Crum and LaGory dedicate a whole chapter to making SCOBY edible and, so they claim, delicious. SCOBY jerky. Candied SCOBY. SCOBY “squid” sashimi. SCOBY soup. “People feel guilty throwing their SCOBY away; they’re like their pets,” said Crum when I talked to her on the phone. “Giving them a way to appreciate and repurpose it felt like a good thing to give back to the community.” When I asked what my gateway recipe into the world of SCOBY gobbling should be, her response was unequivocal: fruit leather.

I started by measuring 2 cups of fruit—I opted for frozen strawberries, but Crum said any fruit would work—and combining it with ¼ cup of sugar and a pinch of salt in a small saucepan over medium-low heat. While the fruit thawed and got juicy, I got busy with the SCOBY itself. I took a couple of healthy specimens that my colleague and fellow kombucha brewing-enthusiast Brad Leone had saved for me and used a sharp knife to cut it into ¼-inch pieces, then I poured kombucha over it just to cover.
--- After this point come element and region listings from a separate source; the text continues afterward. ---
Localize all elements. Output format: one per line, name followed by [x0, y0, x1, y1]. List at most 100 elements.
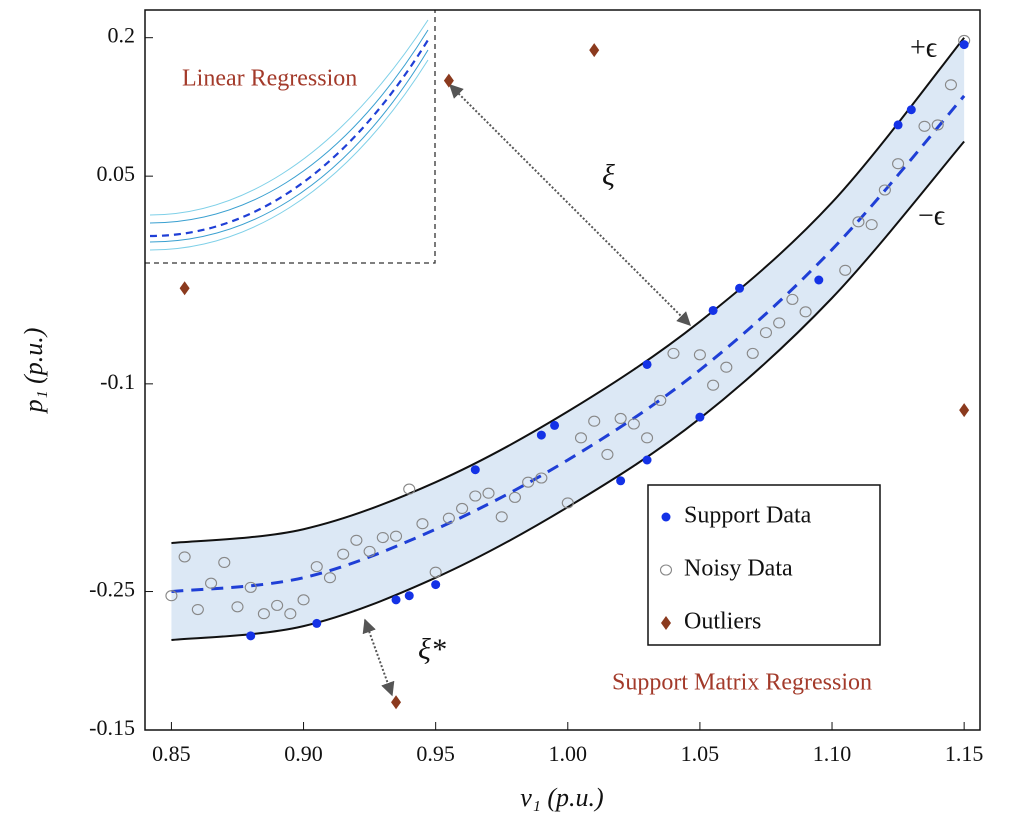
noisy-point: [522, 476, 535, 488]
x-tick-label: 1.05: [681, 741, 720, 766]
support-point: [959, 40, 969, 50]
noisy-point: [508, 491, 521, 503]
noisy-point: [389, 530, 403, 542]
lower-bound: [171, 140, 965, 641]
support-point: [246, 631, 256, 641]
noisy-point: [667, 347, 680, 359]
noisy-point: [627, 418, 640, 430]
x-tick-label: 1.10: [813, 741, 852, 766]
noisy-point: [244, 581, 257, 593]
xi-label: ξ: [602, 159, 615, 192]
noisy-point: [323, 572, 337, 584]
xi-star-arrow: [362, 618, 395, 697]
support-point: [814, 275, 824, 285]
noisy-point: [456, 502, 469, 515]
noisy-point: [416, 518, 429, 530]
noisy-point: [429, 566, 442, 578]
support-point: [431, 580, 441, 590]
plus-epsilon: +ϵ: [910, 32, 937, 63]
noisy-point: [218, 556, 231, 569]
noisy-point: [641, 432, 654, 444]
noisy-point: [350, 534, 363, 546]
noisy-point: [257, 608, 270, 620]
minus-epsilon: −ϵ: [918, 200, 945, 231]
y-tick-label: 0.05: [97, 161, 136, 186]
regression-curve: [171, 94, 966, 594]
noisy-point: [205, 577, 218, 589]
noisy-point: [614, 412, 627, 425]
noisy-point: [654, 394, 667, 407]
outlier: [443, 73, 454, 88]
noisy-point: [878, 184, 891, 196]
noisy-point: [759, 327, 773, 339]
x-tick-label: 1.00: [549, 741, 588, 766]
noisy-point: [773, 317, 786, 329]
support-point: [642, 455, 652, 465]
noisy-point: [403, 483, 416, 495]
support-point: [642, 359, 652, 369]
noisy-point: [310, 561, 323, 573]
noisy-point: [165, 590, 178, 602]
support-point: [536, 430, 546, 440]
noisy-point: [852, 216, 865, 228]
outlier: [959, 403, 970, 418]
inset-bound: [149, 19, 429, 216]
inset-title-1: Linear Regression: [182, 66, 357, 92]
support-point: [312, 618, 322, 628]
noisy-point: [931, 119, 944, 131]
legend-label: Support Data: [684, 503, 812, 529]
noisy-point: [601, 448, 614, 461]
noisy-point: [944, 79, 957, 91]
xi-arrow: [449, 84, 691, 326]
y-tick-label: -0.15: [89, 715, 135, 740]
outlier: [589, 43, 600, 58]
noisy-point: [363, 545, 376, 557]
noisy-point: [482, 487, 495, 499]
legend-marker: [661, 616, 671, 630]
y-tick-label: 0.2: [108, 23, 136, 48]
x-tick-label: 0.95: [416, 741, 455, 766]
xi-star-label: ξ*: [418, 633, 446, 666]
noisy-point: [191, 603, 204, 616]
noisy-point: [535, 472, 548, 484]
support-point: [391, 595, 401, 605]
support-point: [550, 420, 560, 430]
legend-marker: [659, 564, 673, 576]
noisy-point: [892, 158, 905, 170]
noisy-point: [786, 293, 799, 305]
outlier: [179, 281, 190, 296]
legend-label: Outliers: [684, 609, 761, 635]
x-axis-label: v₁ (p.u.): [520, 783, 603, 812]
support-point: [735, 283, 745, 293]
x-tick-label: 0.85: [152, 741, 191, 766]
support-point: [470, 465, 480, 475]
legend-marker: [661, 512, 671, 522]
noisy-point: [561, 497, 574, 509]
inset-bound: [149, 49, 429, 243]
upper-bound: [171, 37, 965, 545]
outlier: [391, 695, 402, 710]
noisy-point: [442, 512, 455, 524]
inset-border: [145, 10, 436, 264]
noisy-point: [839, 264, 852, 276]
support-point: [404, 591, 414, 601]
legend-label: Noisy Data: [684, 556, 793, 582]
y-axis-label: p₁ (p.u.): [19, 328, 48, 415]
noisy-point: [799, 306, 812, 318]
noisy-point: [271, 599, 284, 611]
noisy-point: [720, 361, 733, 373]
inset: Linear Regression: [145, 10, 436, 264]
noisy-point: [707, 379, 720, 391]
noisy-point: [693, 349, 706, 361]
noisy-point: [231, 601, 244, 613]
y-tick-label: -0.1: [100, 369, 135, 394]
noisy-point: [376, 531, 389, 544]
noisy-point: [495, 511, 508, 523]
noisy-point: [574, 432, 588, 444]
noisy-point: [284, 608, 297, 620]
support-point: [708, 305, 718, 315]
noisy-point: [865, 219, 878, 231]
noisy-point: [469, 490, 482, 502]
noisy-point: [297, 594, 310, 606]
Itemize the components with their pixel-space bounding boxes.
Now for the gnarly part. I poured the SCOBY and kombucha into a high-powered blender and let ‘er rip. It was a pretty horrifying scene: the beige-ish chunks jumped and gurgled and grinded. The blender seized up a few times, at which point I added a splash of kombucha and gave it a stir before turning it back on. Eventually I was left with a mostly smooth purée.

By this point the fruit was cooked, and I allowed it to cool off slightly before adding it to the SCOBY purée and blending until a smooth paste formed. Then I pulled two racks out of the test kitchen’s dehydrator, covered them with silicone baking mats, and divided the pink goop evenly between the two, using an offset spatula to spread it corner-to-corner into even, roughly ¼-inch layers. (Crum and LaGory say that wax paper will work fine if you don’t have baking mats.)

The recipe suggested adding some kind of garnish, so I gave each leather a shower of tangy dried sumac and a few good grinds of black pepper for contrast. And that was it: Into the dehydrator at the lowest setting they went. (If you don’t have a dehydrator, Crum and LaGory say that an oven set to its lowest temperature with the door propped open slightly will work, too, though we haven’t tried it.)

The next day, after about 16 hours in the dehydrator, the SCOBY fruit leather was finished—not sticky at all, but glossy and bright, like, well, real fruit leather. (It can take anywhere between 12 and 18 hours, depending on the dehydrator.) I peeled one from the baking mat, tore off a small piece, and, with great fear and trembling, popped it in my mouth.

It was good. Like, really, really good. The texture was slightly chewier than your run-of-the-mill fruit leather, but the flavor was downright addictive—a faint kombucha-like tartness and funk that played well with the sweet strawberries and bright sumac. I walked through the office in a daze, offering pieces to colleagues and telling them what it was only after they had chewed and swallowed.

The people agreed: SCOBY fruit leather was a hit.

Back at my desk, emboldened by my success, I thought about the rest of the SCOBY recipes in Crum and LaGory’s book. Should I try the SCOBY “squid” sashimi? Jerky? Gazpacho? Nibbling on the last of my stash of fruit leather, I decided that maybe I would just…not. Maybe one good SCOBY recipe is enough, you know?